STT-Net: Simplified Temporal Transformer for Emotion Recognition
Document Type
Article
Publication Title
IEEE Access
Abstract
Emotion recognition is one of the crucial topics in computer vision to efficiently recognize the expression of humans through faces. Recently, transformers have been recognized as a robust architecture, and many vision-based transformer models for emotion recognition have been proposed. The major drawback of such models is the high computational cost of the attention mechanism for computing space-time attention. To that end, we studied temporal feature shifting for frame-wise deep learning models to avoid this burden. In this work, we propose a novel temporal shifting approach for a frame-wise transformer-based model by replacing multi-head self-attention (MSA) with multi-head self/cross-attention (MSCA) to model the temporal interactions between tokens without additional cost. The contextual connection between and inside channels and across time is encoded by the proposed MSCA to enhance the recognition rate and reduce the latency for real-world applications.
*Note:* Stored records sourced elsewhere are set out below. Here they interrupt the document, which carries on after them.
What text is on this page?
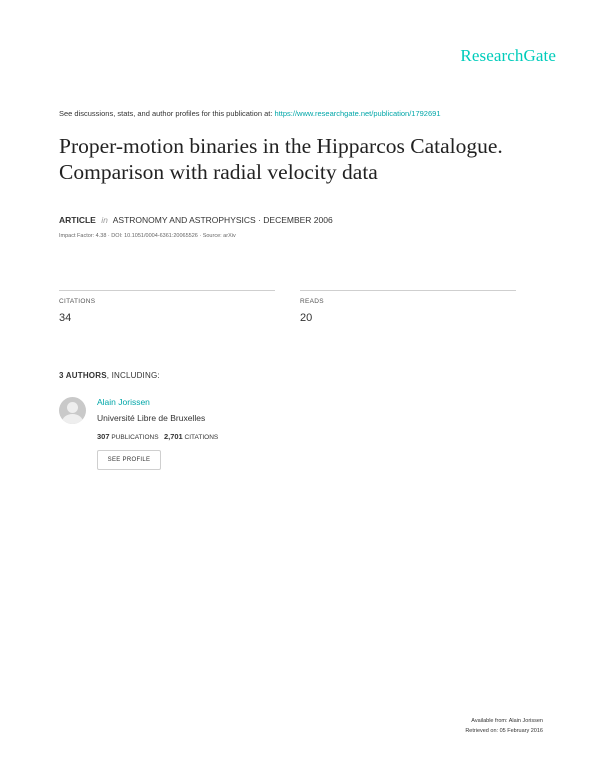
ResearchGate
See discussions, stats, and author profiles for this publication at: https://www.researchgate.net/publication/1792691
Proper-motion binaries in the Hipparcos Catalogue. Comparison with radial velocity data
ARTICLE in ASTRONOMY AND ASTROPHYSICS · DECEMBER 2006
Impact Factor: 4.38 · DOI: 10.1051/0004-6361:20065526 · Source: arXiv
CITATIONS
34
READS
20
3 AUTHORS, INCLUDING:
Alain Jorissen
Université Libre de Bruxelles
307 PUBLICATIONS 2,701 CITATIONS
SEE PROFILE
Available from: Alain Jorissen
Retrieved on: 05 February 2016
We extensively evaluated our system on CK+ (Cohn-Kanad) and Fer-2013plus (Facial-Emotion-Recognition) benchmark datasets with geometric transforms-based augmentation to address the imbalance issue in the data. According to the results, the proposed MSCA has either outperformed or closely matched the performance of state-of-the-art (SOTA) techniques. However, we conducted an ablation study on a challenging Fer2013+ dataset to demonstrate the significance and potential of our model for complex emotion recognition tasks.
DOI
10.1109/ACCESS.2024.3413136
Publication Date
1-1-2024
Keywords
Attention Mechanism, Computational modeling, Computer architecture, Deep Learning, Emotion recognition, Emotion Recognition, End-to-End Architecture, Feature extraction, Multi-head Self/Cross-Attention, Task analysis, Transformers, Visualization
Recommended Citation
M. Khan et al., "STT-Net: Simplified Temporal Transformer for Emotion Recognition," IEEE Access, Jan 2024.